Note for pragmatics class: best moment was the Christmas chocolate box. (Note to myself: must also remember ‘minced meat’ and ‘good morning, Mrs. Hooper’ from Desperate Housewives). You can see I’m about to switch back into teaching mode now that (most of) the assessment boards are out of the way.

B-)

Posted by Billy at 1:09 AM | Comments (0)

September 13, 2004

'bring on the millionaire pop stars'

The Guide from the Guardian has a guideblog which is quite good fun. I liked the bit in this post about the Pet Shop Boys and Potemkin where it says that someone yelled ‘Bring on the millionaire pop stars!’ when ‘the lecture about world poverty started dragging on’. Shame on their lack of revolutionary consciousness! (Or is the problem that it’s overdeveloped?)

B-)

Posted by Billy at 2:04 PM | Comments (1)

bolsheviks in the square

BBC photo of Potemkin screening

Went to see the Pet Shop Boys soundtracking Battleship Potemkin in Trafalgar Square last night. There were bolsheviks there carrying red flags and distributing leaflets (one was entitled ‘The bolsheviks have had a bad press!’) At the beginning, the MC ran through some of the protests that have taken place in Trafalgar Square, including Rock Against Racism in 1978 (see previous post), many Stop The War protests in the past year or so, and even going back to an antiwar demo in 1914.

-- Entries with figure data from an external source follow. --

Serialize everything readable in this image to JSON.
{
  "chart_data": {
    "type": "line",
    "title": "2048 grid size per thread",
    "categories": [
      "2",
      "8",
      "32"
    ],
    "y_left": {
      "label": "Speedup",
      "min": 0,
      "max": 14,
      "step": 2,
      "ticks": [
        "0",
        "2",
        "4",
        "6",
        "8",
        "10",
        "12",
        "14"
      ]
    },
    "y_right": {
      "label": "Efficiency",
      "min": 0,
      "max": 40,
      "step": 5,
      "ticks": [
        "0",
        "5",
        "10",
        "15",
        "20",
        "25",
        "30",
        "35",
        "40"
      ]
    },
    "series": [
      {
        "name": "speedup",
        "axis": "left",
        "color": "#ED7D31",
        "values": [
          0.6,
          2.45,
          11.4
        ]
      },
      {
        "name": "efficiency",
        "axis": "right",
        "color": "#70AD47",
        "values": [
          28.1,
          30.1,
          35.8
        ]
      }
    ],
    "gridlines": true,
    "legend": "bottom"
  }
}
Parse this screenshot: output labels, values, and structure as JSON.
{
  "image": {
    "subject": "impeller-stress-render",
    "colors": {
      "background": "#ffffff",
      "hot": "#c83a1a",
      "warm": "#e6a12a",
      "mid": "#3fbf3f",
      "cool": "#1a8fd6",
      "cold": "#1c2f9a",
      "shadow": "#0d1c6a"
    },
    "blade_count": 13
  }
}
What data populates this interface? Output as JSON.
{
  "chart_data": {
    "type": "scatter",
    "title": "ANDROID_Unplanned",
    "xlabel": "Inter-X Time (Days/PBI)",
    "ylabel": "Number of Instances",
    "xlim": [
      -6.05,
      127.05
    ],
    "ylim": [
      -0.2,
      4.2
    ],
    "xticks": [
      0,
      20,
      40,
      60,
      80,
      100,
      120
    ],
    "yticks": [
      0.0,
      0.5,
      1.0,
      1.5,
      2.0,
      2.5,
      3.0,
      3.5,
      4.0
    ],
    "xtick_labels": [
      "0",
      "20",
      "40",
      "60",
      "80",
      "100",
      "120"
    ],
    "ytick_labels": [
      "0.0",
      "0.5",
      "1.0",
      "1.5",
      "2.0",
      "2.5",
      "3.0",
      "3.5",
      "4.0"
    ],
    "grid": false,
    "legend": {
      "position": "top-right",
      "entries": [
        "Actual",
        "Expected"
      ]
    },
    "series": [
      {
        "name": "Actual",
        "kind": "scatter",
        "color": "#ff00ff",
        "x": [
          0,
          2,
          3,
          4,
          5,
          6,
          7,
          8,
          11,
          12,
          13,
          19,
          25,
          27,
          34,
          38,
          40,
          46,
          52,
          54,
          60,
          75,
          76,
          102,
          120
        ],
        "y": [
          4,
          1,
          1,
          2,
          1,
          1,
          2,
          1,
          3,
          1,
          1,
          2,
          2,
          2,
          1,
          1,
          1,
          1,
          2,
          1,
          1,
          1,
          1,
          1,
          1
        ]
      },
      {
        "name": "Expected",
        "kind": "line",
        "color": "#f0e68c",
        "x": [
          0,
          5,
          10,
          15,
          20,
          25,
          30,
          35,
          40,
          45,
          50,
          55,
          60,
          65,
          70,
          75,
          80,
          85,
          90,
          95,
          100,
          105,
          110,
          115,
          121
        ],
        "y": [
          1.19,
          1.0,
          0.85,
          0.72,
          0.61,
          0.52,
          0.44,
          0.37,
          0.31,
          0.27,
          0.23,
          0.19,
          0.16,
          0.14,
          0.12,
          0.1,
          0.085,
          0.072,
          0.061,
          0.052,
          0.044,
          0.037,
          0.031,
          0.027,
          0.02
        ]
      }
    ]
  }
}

The film was much more powerful on a big screen and the music kind of worked. One effect which was used well was adding just a few real sounds into the soundtrack: a plate smashing and gunshots.

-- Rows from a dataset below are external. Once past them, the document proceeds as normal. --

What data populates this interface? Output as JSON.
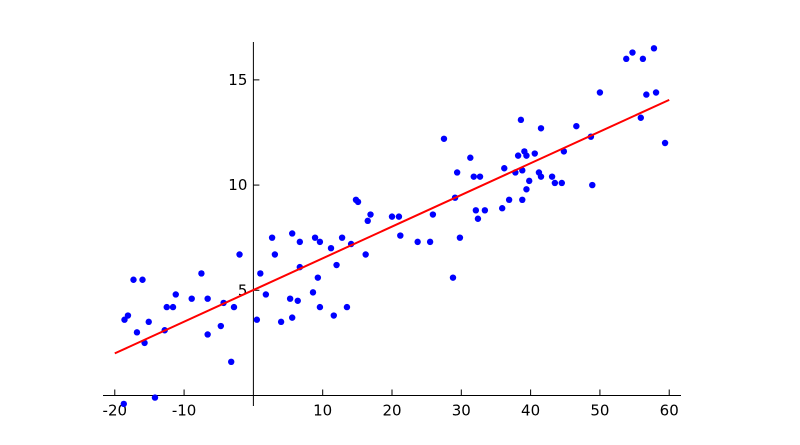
{
  "chart_data": {
    "type": "scatter",
    "xlim": [
      -21.7,
      61.7
    ],
    "ylim": [
      -0.5,
      16.8
    ],
    "xticks": [
      -20,
      -10,
      10,
      20,
      30,
      40,
      50,
      60
    ],
    "yticks": [
      5,
      10,
      15
    ],
    "series": [
      {
        "type": "scatter",
        "color": "#0000ff",
        "x": [
          -18.7,
          -14.2,
          -18.6,
          -18.1,
          -17.3,
          -16.0,
          -16.8,
          -15.7,
          -15.1,
          -12.8,
          -12.5,
          -11.6,
          -11.2,
          -8.9,
          -7.5,
          -6.6,
          -6.6,
          -4.7,
          -4.3,
          -3.2,
          -2.8,
          -2.0,
          0.5,
          1.0,
          1.8,
          2.7,
          3.1,
          4.0,
          5.3,
          5.6,
          5.6,
          6.4,
          6.7,
          6.7,
          8.6,
          8.9,
          9.3,
          9.6,
          9.6,
          11.2,
          11.6,
          12.0,
          12.8,
          13.5,
          14.1,
          14.8,
          15.1,
          16.2,
          16.5,
          16.9,
          20.0,
          21.0,
          21.2,
          23.7,
          25.5,
          25.9,
          27.5,
          28.8,
          29.1,
          29.4,
          29.8,
          31.3,
          31.8,
          32.1,
          32.4,
          32.7,
          33.4,
          35.9,
          36.2,
          36.9,
          37.8,
          38.2,
          38.6,
          38.8,
          38.8,
          39.1,
          39.4,
          39.4,
          39.8,
          40.6,
          41.2,
          41.5,
          41.5,
          43.1,
          43.5,
          44.5,
          44.8,
          46.6,
          48.7,
          48.9,
          50.0,
          53.8,
          54.7,
          55.9,
          56.2,
          56.7,
          57.8,
          58.1,
          59.4
        ],
        "values": [
          -0.4,
          -0.1,
          3.6,
          3.8,
          5.5,
          5.5,
          3.0,
          2.5,
          3.5,
          3.1,
          4.2,
          4.2,
          4.8,
          4.6,
          5.8,
          4.6,
          2.9,
          3.3,
          4.4,
          1.6,
          4.2,
          6.7,
          3.6,
          5.8,
          4.8,
          7.5,
          6.7,
          3.5,
          4.6,
          7.7,
          3.7,
          4.5,
          6.1,
          7.3,
          4.9,
          7.5,
          5.6,
          7.3,
          4.2,
          7.0,
          3.8,
          6.2,
          7.5,
          4.2,
          7.2,
          9.3,
          9.2,
          6.7,
          8.3,
          8.6,
          8.5,
          8.5,
          7.6,
          7.3,
          7.3,
          8.6,
          12.2,
          5.6,
          9.4,
          10.6,
          7.5,
          11.3,
          10.4,
          8.8,
          8.4,
          10.4,
          8.8,
          8.9,
          10.8,
          9.3,
          10.6,
          11.4,
          13.1,
          9.3,
          10.7,
          11.6,
          11.4,
          9.8,
          10.2,
          11.5,
          10.6,
          12.7,
          10.4,
          10.4,
          10.1,
          10.1,
          11.6,
          12.8,
          12.3,
          10.0,
          14.4,
          16.0,
          16.3,
          13.2,
          16.0,
          14.3,
          16.5,
          14.4,
          12.0
        ]
      },
      {
        "type": "line",
        "color": "#ff0000",
        "x": [
          -20,
          60
        ],
        "values": [
          2.0,
          14.05
        ]
      }
    ]
  }
}
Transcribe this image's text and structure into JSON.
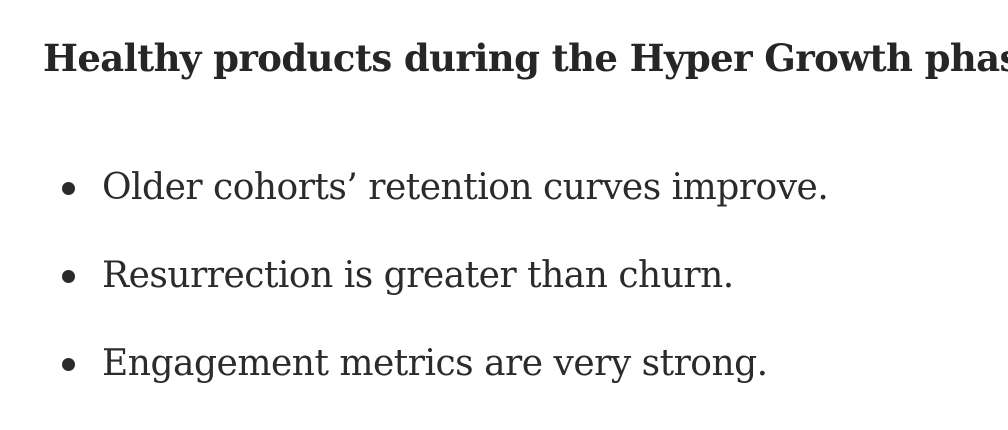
{
  "article": {
    "heading": "Healthy products during the Hyper Growth phase",
    "bullets": [
      {
        "text": "Older cohorts’ retention curves improve."
      },
      {
        "text": "Resurrection is greater than churn."
      },
      {
        "text": "Engagement metrics are very strong."
      }
    ]
  },
  "colors": {
    "text": "#2b2b2b",
    "background": "#ffffff"
  }
}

I don’t agree with the whingers who, according to this BBC News report, couldn’t see the subtitles and I think the Guardian review it also mentions is deeply suspect, even though I haven’t read it. I never trust a reviewer who says what you’d expect them to say.

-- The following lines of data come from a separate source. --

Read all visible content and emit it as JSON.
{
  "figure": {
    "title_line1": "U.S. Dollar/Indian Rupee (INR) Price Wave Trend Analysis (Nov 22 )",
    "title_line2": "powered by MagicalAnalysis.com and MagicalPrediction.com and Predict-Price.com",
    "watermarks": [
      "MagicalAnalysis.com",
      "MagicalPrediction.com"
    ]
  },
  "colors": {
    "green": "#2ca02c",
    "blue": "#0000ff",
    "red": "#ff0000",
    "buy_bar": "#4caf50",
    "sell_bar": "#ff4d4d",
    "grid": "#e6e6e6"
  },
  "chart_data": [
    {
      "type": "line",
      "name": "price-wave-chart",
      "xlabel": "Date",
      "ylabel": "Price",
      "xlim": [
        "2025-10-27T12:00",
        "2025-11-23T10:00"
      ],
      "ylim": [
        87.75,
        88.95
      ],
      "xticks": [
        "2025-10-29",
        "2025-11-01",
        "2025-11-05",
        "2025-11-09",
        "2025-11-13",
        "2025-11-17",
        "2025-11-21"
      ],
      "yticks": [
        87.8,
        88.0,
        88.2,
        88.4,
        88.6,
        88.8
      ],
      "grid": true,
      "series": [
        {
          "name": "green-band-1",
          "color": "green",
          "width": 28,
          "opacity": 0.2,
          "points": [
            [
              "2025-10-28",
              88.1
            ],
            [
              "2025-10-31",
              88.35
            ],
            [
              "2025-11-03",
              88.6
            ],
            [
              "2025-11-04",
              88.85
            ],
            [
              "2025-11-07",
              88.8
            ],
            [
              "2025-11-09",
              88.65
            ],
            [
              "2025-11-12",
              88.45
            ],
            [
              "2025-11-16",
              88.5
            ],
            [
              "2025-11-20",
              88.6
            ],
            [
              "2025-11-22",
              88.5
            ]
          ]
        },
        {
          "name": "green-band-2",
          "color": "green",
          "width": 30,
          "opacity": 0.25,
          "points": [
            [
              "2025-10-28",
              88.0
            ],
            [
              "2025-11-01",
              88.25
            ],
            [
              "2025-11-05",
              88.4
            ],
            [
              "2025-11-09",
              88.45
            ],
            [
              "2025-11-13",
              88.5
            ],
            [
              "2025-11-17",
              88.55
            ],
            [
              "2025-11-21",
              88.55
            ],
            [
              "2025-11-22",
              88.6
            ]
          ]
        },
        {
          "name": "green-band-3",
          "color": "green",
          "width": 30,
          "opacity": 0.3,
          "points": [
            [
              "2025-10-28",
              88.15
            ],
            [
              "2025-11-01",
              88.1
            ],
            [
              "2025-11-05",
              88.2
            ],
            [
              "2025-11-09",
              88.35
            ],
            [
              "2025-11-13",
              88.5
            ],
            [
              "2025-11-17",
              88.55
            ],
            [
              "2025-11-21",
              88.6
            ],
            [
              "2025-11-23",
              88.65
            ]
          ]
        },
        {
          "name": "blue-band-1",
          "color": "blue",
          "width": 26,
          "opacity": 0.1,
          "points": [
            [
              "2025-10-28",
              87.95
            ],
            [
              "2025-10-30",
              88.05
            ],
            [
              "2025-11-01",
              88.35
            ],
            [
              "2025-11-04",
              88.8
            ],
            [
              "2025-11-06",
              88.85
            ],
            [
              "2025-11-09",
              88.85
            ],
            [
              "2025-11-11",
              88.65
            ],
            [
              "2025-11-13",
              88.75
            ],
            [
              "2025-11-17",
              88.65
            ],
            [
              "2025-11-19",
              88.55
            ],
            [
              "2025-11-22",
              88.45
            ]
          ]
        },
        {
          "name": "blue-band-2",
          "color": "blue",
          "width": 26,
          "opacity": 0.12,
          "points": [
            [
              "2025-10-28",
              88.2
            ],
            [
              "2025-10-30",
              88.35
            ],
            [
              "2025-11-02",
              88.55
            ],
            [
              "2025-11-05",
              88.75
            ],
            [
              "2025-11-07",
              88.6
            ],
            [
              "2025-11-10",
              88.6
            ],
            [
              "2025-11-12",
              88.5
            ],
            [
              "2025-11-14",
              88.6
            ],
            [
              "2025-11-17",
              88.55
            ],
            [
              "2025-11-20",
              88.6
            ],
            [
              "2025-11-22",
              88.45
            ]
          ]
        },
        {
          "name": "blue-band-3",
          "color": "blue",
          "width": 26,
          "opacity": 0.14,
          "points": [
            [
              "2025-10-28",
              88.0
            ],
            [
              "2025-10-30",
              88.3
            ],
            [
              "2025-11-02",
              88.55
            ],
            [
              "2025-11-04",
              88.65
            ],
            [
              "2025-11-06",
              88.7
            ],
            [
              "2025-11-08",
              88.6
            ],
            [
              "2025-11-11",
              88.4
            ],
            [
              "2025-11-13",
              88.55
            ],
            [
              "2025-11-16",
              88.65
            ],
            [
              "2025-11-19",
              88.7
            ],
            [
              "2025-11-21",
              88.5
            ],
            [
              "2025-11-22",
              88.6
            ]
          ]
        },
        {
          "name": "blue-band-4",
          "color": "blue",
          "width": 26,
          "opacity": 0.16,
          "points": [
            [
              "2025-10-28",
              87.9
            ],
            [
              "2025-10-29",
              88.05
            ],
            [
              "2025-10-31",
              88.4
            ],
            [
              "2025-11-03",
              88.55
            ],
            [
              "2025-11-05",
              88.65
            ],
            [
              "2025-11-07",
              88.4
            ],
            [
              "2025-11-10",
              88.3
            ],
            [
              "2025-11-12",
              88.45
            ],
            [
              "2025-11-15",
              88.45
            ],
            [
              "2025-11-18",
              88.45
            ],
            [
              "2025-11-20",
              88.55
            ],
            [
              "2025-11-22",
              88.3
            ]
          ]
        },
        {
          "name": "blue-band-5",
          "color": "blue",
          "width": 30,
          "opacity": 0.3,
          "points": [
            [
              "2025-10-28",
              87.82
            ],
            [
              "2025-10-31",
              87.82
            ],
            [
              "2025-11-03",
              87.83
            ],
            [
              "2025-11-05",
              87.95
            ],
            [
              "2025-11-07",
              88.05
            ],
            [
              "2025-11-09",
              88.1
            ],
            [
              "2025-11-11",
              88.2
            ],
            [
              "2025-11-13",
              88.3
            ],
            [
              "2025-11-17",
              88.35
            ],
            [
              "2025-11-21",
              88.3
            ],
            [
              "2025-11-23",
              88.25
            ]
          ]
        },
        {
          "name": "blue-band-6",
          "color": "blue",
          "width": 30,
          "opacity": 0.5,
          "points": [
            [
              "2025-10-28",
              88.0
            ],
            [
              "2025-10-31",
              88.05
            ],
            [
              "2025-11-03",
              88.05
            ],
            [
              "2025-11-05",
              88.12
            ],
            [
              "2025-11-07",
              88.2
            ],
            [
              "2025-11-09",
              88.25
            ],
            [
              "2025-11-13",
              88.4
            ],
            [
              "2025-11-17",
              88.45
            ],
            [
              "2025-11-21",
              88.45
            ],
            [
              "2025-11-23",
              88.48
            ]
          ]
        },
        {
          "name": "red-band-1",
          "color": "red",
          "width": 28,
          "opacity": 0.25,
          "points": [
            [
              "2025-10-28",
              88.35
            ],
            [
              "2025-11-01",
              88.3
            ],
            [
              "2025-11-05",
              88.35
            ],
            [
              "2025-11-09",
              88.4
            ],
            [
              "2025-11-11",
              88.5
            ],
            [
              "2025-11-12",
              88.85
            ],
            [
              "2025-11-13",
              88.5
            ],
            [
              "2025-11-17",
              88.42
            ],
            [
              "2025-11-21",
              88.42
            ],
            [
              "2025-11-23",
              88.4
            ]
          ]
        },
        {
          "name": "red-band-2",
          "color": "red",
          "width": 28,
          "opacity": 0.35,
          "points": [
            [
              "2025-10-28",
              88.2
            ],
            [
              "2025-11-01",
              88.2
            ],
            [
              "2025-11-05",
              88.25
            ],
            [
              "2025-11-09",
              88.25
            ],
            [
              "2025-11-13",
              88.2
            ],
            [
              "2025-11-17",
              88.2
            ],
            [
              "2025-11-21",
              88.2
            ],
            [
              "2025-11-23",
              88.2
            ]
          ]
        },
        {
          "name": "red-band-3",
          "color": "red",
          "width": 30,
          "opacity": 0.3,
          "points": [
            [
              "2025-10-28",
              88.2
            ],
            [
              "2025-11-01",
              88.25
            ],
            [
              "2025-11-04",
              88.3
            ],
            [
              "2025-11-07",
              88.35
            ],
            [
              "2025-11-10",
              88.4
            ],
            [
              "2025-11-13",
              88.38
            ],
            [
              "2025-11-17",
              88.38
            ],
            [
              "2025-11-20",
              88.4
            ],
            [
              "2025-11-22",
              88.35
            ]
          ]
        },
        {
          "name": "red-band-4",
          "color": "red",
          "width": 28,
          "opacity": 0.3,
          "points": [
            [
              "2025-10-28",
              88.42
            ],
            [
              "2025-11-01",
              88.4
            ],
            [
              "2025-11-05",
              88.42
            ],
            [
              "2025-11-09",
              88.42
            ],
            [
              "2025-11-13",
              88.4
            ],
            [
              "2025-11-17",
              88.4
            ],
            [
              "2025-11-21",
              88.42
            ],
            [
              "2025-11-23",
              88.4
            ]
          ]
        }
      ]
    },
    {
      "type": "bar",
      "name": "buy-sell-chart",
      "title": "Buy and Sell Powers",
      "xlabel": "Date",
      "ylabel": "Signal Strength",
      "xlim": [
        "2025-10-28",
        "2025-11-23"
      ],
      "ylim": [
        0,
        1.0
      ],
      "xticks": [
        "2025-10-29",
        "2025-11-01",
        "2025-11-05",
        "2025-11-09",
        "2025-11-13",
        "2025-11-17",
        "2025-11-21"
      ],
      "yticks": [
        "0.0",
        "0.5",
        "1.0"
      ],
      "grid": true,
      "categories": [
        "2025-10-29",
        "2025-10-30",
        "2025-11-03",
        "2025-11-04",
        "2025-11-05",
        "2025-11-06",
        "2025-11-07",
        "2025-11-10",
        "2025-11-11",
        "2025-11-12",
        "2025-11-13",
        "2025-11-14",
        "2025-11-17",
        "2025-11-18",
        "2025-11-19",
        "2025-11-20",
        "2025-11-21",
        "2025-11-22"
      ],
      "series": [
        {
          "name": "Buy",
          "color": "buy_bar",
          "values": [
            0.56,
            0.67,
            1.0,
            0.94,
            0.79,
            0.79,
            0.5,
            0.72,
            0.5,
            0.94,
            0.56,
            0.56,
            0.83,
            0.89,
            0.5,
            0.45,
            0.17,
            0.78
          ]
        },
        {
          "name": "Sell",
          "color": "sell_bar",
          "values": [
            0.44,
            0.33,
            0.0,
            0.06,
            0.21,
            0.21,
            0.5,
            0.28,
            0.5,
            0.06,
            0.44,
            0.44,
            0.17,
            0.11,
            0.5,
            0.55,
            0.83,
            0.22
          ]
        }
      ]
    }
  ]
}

In homage, I cycled home afterwards with a red flag flying on the back of my bike.

B-)

Posted by Billy at 9:49 AM | Comments (0)

September 8, 2004

'did you see the model?'

When we went to see the final part of ‘Lord of the Rings’, the whole cinema erupted into laughter at the funny little hobbits at the end. On Midweek Ian Holm just revealed that at least some people on the film knew how awful it was. After talking about the mask/makeup debate, and enjoying the fact that a man in his 70’s had to be aged up to be Bilbo, he said:

‘But did you see the model? At the end? When Bilbo waddles onto the boat?’

He and Libby had a laugh about the idea that they had gone through all that work on special effects throughout the three movies and then just shoved a wig on a model at the end.